The orthogonality dimension of $K$ is the smallest $d$ such that every vertex of $K$ can be mapped to a non-zero vector in $\mathbb{R}^d$ with the following property: every non-adjacent pair of vertices must be assigned orthogonal vectors. In other words, we want to assign vectors from $\mathbb{R}^d$ to $n/4$-subsets of $[n]$ such that every disjoint pair of sets have orthogonal vectors.
It is easy to see that the orthogonality dimension of $K$ is $\leq n/2+2$ by assigning to a set $A\subseteq[n]$ the standard basis vector $e_i$ with $i=\min\{\min(A),n/2+2\}$ (see, e.g., Section 3.3.2 in Matoušek). It was also recently shown by Ishay Haviv (Theorem 1.2 in Haviv) that this bound is tight.

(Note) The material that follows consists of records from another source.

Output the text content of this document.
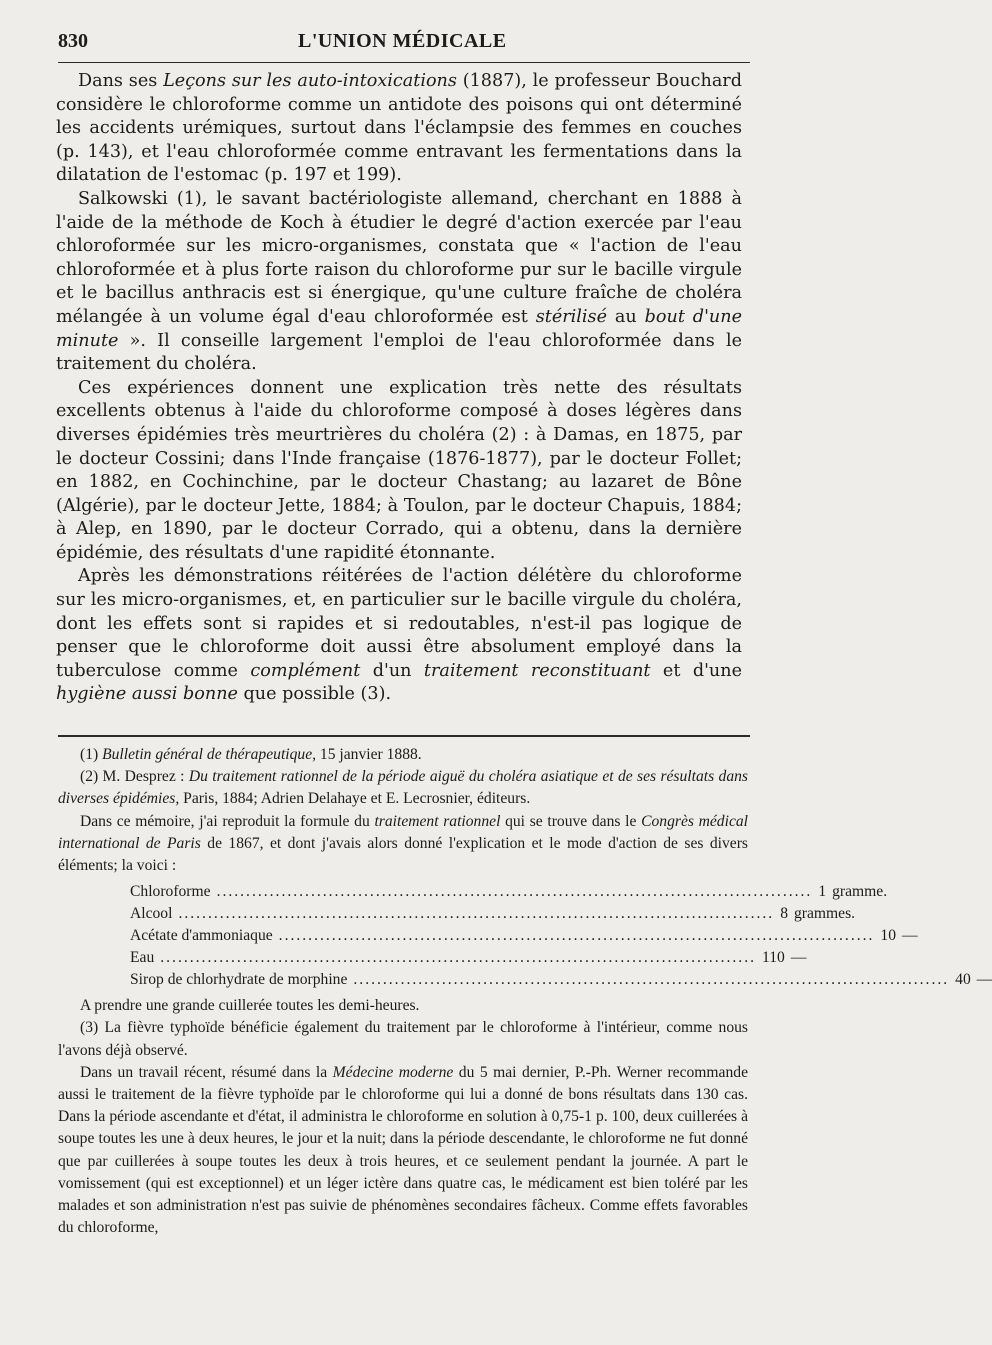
830	L'UNION MÉDICALE

Dans ses Leçons sur les auto-intoxications (1887), le professeur Bouchard considère le chloroforme comme un antidote des poisons qui ont déterminé les accidents urémiques, surtout dans l'éclampsie des femmes en couches (p. 143), et l'eau chloroformée comme entravant les fermentations dans la dilatation de l'estomac (p. 197 et 199).

Salkowski (1), le savant bactériologiste allemand, cherchant en 1888 à l'aide de la méthode de Koch à étudier le degré d'action exercée par l'eau chloroformée sur les micro-organismes, constata que « l'action de l'eau chloroformée et à plus forte raison du chloroforme pur sur le bacille virgule et le bacillus anthracis est si énergique, qu'une culture fraîche de choléra mélangée à un volume égal d'eau chloroformée est stérilisé au bout d'une minute ». Il conseille largement l'emploi de l'eau chloroformée dans le traitement du choléra.

Ces expériences donnent une explication très nette des résultats excellents obtenus à l'aide du chloroforme composé à doses légères dans diverses épidémies très meurtrières du choléra (2) : à Damas, en 1875, par le docteur Cossini; dans l'Inde française (1876-1877), par le docteur Follet; en 1882, en Cochinchine, par le docteur Chastang; au lazaret de Bône (Algérie), par le docteur Jette, 1884; à Toulon, par le docteur Chapuis, 1884; à Alep, en 1890, par le docteur Corrado, qui a obtenu, dans la dernière épidémie, des résultats d'une rapidité étonnante.

Après les démonstrations réitérées de l'action délétère du chloroforme sur les micro-organismes, et, en particulier sur le bacille virgule du choléra, dont les effets sont si rapides et si redoutables, n'est-il pas logique de penser que le chloroforme doit aussi être absolument employé dans la tuberculose comme complément d'un traitement reconstituant et d'une hygiène aussi bonne que possible (3).

(1) Bulletin général de thérapeutique, 15 janvier 1888.

(2) M. Desprez : Du traitement rationnel de la période aiguë du choléra asiatique et de ses résultats dans diverses épidémies, Paris, 1884; Adrien Delahaye et E. Lecrosnier, éditeurs.

Dans ce mémoire, j'ai reproduit la formule du traitement rationnel qui se trouve dans le Congrès médical international de Paris de 1867, et dont j'avais alors donné l'explication et le mode d'action de ses divers éléments; la voici :

Chloroforme ..................................................................................................... 1 gramme.
Alcool ..................................................................................................... 8 grammes.
Acétate d'ammoniaque ..................................................................................................... 10 —
Eau ..................................................................................................... 110 —
Sirop de chlorhydrate de morphine ..................................................................................................... 40 —

A prendre une grande cuillerée toutes les demi-heures.

(3) La fièvre typhoïde bénéficie également du traitement par le chloroforme à l'intérieur, comme nous l'avons déjà observé.

Dans un travail récent, résumé dans la Médecine moderne du 5 mai dernier, P.-Ph. Werner recommande aussi le traitement de la fièvre typhoïde par le chloroforme qui lui a donné de bons résultats dans 130 cas. Dans la période ascendante et d'état, il administra le chloroforme en solution à 0,75-1 p. 100, deux cuillerées à soupe toutes les une à deux heures, le jour et la nuit; dans la période descendante, le chloroforme ne fut donné que par cuillerées à soupe toutes les deux à trois heures, et ce seulement pendant la journée. A part le vomissement (qui est exceptionnel) et un léger ictère dans quatre cas, le médicament est bien toléré par les malades et son administration n'est pas suivie de phénomènes secondaires fâcheux. Comme effets favorables du chloroforme,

The faithful orthogonality dimension (see, e.g., Lovász) of $K$ is the smallest $d$ such that every vertex of $K$ can be mapped to a non-zero vector in $\mathbb{R}^d$ such that two vectors are orthogonal if and only if the corresponding vertices are non-adjacent. The upper bound above does not apply in this setting (the lower bound still clearly holds). A trivial upper bound of $n$ can be achieved by assigning the $0/1$ indicator vector to every subset of size $n/4$.
My question is whether the faithful orthogonality dimension of $K$ is less than $n$.